O CRI do Prof. Manuel Antunes dá lucro, estando metade fechado - o que é um exemplo de gestão temporária, a Sonae Indústria também fechou 2 fábricas e não faz qualquer pagamento na Contabilidade Interna - pagamento aos outros Departamentos pelos serviços prestados - se e quando o tiver que fazer vamos ver se dá para pagar a disponibilidade permanente e as extraordinárias.

12:10 da tarde  
Blogger Joaopedro said...

É escusado dizer que os maiores inimigos do SNS são os de dentro, como se pode ver pelos dois comentários anteriores.
Verdadeiros comentários `*a Tonitosa.
O CRI do Prof. MA não tem lista de espera, e tem a produção que tem porque selecciona os doentes.
Quantos aos lucros não é disso que se trata.
Mas se compararmos os custos por doente tratado com outro qualquer centro de cirurgia cardiotarácica da UE, o CRI está entre os melhores.
Somos um país de mesquinhos invejosos.
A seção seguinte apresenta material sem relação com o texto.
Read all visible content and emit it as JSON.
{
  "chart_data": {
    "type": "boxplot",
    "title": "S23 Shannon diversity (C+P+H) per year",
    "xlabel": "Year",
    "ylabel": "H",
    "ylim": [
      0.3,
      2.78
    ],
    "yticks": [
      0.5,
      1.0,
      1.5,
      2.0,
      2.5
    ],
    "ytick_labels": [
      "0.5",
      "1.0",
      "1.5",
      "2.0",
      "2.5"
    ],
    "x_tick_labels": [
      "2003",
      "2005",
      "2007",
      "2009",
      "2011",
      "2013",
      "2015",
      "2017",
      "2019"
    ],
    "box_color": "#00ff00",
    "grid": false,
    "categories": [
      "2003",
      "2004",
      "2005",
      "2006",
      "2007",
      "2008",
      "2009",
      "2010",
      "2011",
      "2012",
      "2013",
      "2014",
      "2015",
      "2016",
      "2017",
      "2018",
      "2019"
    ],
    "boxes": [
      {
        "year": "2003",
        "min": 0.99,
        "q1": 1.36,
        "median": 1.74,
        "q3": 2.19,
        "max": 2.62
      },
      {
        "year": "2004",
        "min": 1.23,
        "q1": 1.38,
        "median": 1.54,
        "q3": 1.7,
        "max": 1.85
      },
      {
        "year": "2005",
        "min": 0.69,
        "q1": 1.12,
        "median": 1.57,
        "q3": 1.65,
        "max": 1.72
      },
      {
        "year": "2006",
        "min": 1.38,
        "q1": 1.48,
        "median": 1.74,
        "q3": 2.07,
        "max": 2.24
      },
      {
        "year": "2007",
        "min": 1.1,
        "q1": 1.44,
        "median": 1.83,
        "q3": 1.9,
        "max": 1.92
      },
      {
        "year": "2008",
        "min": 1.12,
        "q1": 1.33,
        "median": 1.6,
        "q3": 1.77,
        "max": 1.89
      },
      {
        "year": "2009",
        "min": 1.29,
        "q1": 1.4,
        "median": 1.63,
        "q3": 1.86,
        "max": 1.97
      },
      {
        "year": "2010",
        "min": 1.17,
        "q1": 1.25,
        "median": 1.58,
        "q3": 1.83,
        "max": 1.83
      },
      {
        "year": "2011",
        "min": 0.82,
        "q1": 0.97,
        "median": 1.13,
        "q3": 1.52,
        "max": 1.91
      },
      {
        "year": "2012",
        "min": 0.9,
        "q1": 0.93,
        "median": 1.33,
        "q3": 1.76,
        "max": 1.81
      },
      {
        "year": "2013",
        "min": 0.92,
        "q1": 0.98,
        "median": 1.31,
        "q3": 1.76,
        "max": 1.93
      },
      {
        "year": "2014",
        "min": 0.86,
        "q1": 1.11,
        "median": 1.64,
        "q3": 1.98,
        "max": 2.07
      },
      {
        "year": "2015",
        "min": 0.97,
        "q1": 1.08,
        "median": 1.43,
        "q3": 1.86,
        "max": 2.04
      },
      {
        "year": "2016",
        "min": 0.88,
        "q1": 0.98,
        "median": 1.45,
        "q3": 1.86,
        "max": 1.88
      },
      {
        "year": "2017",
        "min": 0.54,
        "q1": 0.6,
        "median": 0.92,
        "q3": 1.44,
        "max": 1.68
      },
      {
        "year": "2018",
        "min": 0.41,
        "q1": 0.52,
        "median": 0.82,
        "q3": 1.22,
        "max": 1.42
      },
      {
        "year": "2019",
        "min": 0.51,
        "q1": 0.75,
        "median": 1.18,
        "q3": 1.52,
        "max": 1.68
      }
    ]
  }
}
Uma das razões porque não vamos lá!

3:13 da tarde  
Blogger Unknown said...

Caro Joao Pedro: Agredeço-lhe o "mimo" mas de facto o colega blogger faz referência a lgo muito importante: à selecção de doentes...

É mais fácil obter melhores resultados seleccionando os que têm melhor prognóstico não? Em indicadores de saúde e em menores gastos... Mas o João Pedro já deve saber disso não?